Com a missão de conhecer a realidade do Rio São Francisco, ouvir as comunidades ribeirinhas da Diocese de Bom Jesus da Lapa e elaborar uma posição pastoral  em defesa e pela revitalização do Velho Chico, uma equipe, formada por representantes da Diocese de Bom Jesus da Lapa, da CPT, da UNEB e de profissionais da imprensa, percorreu no último dia 19 de julho, todo percurso do rio São Francisco no município de Carinhanha.

Utilizando pequenas embarcações, as únicas que conseguem navegar na região, os integrantes dessa equipe visitaram e ouviram as comunidades ribeirinhas, incluindo quilombolas que residem na região.

Entre os principais problemas visualizados pelos integrantes do grupo, no trecho que corta o município de Carinhanha, encontram-se a derrubada da mata ciliar, a poluição, o assoreamento e a falta de condições para navegação pelo Rio São Francisco. A exceção é para os barcos menores.

Esse foi justamente o motivo que obrigou a equipe a se dividir. Em função da pouca profundidade, inviabilizando o uso de um barco maior, os membros do grupo utilizaram três barcos pequenos, os únicos capazes de navegar naquele trecho do rio. Esse desafio tornou a viagem mais perigosa. Mesmo os condutores conhecendo bem os trechos navegáveis, em vários pontos, as embarcações precisaram ser impulsionadas com remos.  Cenário que preocupa os moradores das comunidades ribeirinhas próximas ao rio na região de Carinhanha.

A comunidade do Bebedouro foi o primeiro ponto de parada da expedição. Lá foi feito um momento de oração e de reflexão na sede da Associação dos Pequenos Produtores da localidade. A população local, além de receber o grupo com festa, também preparou um café da manhã. Durante o momento de apresentação, todos os relatos demostraram a mesma angustia e preocupação com o rio, que serve de sustento àquelas famílias.

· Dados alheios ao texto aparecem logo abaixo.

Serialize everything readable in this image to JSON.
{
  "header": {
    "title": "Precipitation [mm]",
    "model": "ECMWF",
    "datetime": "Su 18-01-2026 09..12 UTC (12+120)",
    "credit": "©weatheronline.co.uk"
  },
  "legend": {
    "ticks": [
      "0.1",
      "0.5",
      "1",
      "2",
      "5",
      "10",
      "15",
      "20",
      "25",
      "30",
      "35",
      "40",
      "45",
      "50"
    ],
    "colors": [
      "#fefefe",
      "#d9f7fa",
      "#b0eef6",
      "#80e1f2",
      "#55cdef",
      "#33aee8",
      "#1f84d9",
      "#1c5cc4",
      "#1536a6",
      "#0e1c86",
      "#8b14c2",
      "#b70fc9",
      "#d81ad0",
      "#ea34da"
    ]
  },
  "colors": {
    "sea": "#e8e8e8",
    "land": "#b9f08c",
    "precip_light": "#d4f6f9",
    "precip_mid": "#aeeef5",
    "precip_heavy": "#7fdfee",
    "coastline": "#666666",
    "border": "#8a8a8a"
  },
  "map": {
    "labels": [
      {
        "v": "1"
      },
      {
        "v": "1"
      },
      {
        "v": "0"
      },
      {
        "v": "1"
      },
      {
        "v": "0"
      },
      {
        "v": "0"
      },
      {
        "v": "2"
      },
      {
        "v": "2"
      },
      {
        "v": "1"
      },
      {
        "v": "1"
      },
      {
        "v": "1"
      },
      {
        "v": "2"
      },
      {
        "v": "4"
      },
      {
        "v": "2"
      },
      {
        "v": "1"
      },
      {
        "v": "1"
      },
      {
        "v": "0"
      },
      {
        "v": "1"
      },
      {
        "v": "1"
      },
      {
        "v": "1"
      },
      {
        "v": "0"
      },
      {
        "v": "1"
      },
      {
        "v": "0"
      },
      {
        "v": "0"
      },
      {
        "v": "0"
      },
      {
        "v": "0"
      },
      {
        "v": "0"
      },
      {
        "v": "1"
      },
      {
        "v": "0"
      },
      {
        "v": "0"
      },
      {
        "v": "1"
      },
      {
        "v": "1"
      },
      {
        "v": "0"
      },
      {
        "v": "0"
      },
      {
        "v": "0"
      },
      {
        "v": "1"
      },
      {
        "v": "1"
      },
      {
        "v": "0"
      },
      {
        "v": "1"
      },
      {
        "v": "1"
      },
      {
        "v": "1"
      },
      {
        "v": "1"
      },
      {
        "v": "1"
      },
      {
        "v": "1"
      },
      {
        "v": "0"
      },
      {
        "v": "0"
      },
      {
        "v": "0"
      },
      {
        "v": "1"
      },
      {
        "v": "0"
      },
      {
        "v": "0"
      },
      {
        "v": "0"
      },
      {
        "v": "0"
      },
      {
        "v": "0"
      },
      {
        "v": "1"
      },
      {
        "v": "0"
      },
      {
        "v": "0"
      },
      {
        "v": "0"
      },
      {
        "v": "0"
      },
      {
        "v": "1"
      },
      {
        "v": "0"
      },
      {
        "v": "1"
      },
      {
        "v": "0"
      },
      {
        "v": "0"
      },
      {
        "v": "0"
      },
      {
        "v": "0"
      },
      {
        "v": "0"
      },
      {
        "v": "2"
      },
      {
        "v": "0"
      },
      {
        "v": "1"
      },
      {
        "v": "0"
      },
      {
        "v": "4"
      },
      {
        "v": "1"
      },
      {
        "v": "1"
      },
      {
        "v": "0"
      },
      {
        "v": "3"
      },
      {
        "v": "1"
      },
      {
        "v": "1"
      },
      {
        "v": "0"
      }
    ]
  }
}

Dom João fez um momento de oração com os moradores, destacando a importância e história do São Francisco. Ele lembrou que a missão de navegar pelo Velho Chico e visitar as comunidades Ribeirinhas foi fruto do 1º Encontro dos Bispos da Bacia do São Francisco, realizado em Bom Jesus da Lapa no ano passado. No qual, os bispos lançaram a “Carta da Lapa”, comprometendo-se em promover ações, em suas Dioceses, em defesa do São Francisco e realizar trabalhos visando salvar o rio. O Bispo de Bom Jesus da Lapa destacou, ainda, que uma cartilha, pensada no encontro, será publicada até o final do ano chamando a atenção dos fiéis para a situação do Rio e finalizou com a leitura bíblica do segundo capítulo do Livro de Gênesis, versículos de 8 a 17.

O Senhor Moisés Barbosa, aposentado, morador da localidade do Bebedouro, destacou que o Velho Chico apresentava outro cenário no passado, mas hoje vive sofrendo com a falta de água e as agressões ao longo das suas margens.

“Sobre o rio, se a gente for avaliar a uns 20 anos atrás, é lamentável o que a gente tá vendo hoje. A situação do rio é muito ruim, e a gente está sempre com essa preocupação de dizer para o pessoal sobre a situação do rio, que é a nossa vida, e é a vida de todos  os ribeirinhos. Do jeito que está indo, nossos filhos e nossos netos não vão ver esse rio da forma que a gente vivenciou”, disse João Lopes, pescador e integrante do Sindicato dos Trabalhadores Rurais, representante da comunidade do Bebedouro.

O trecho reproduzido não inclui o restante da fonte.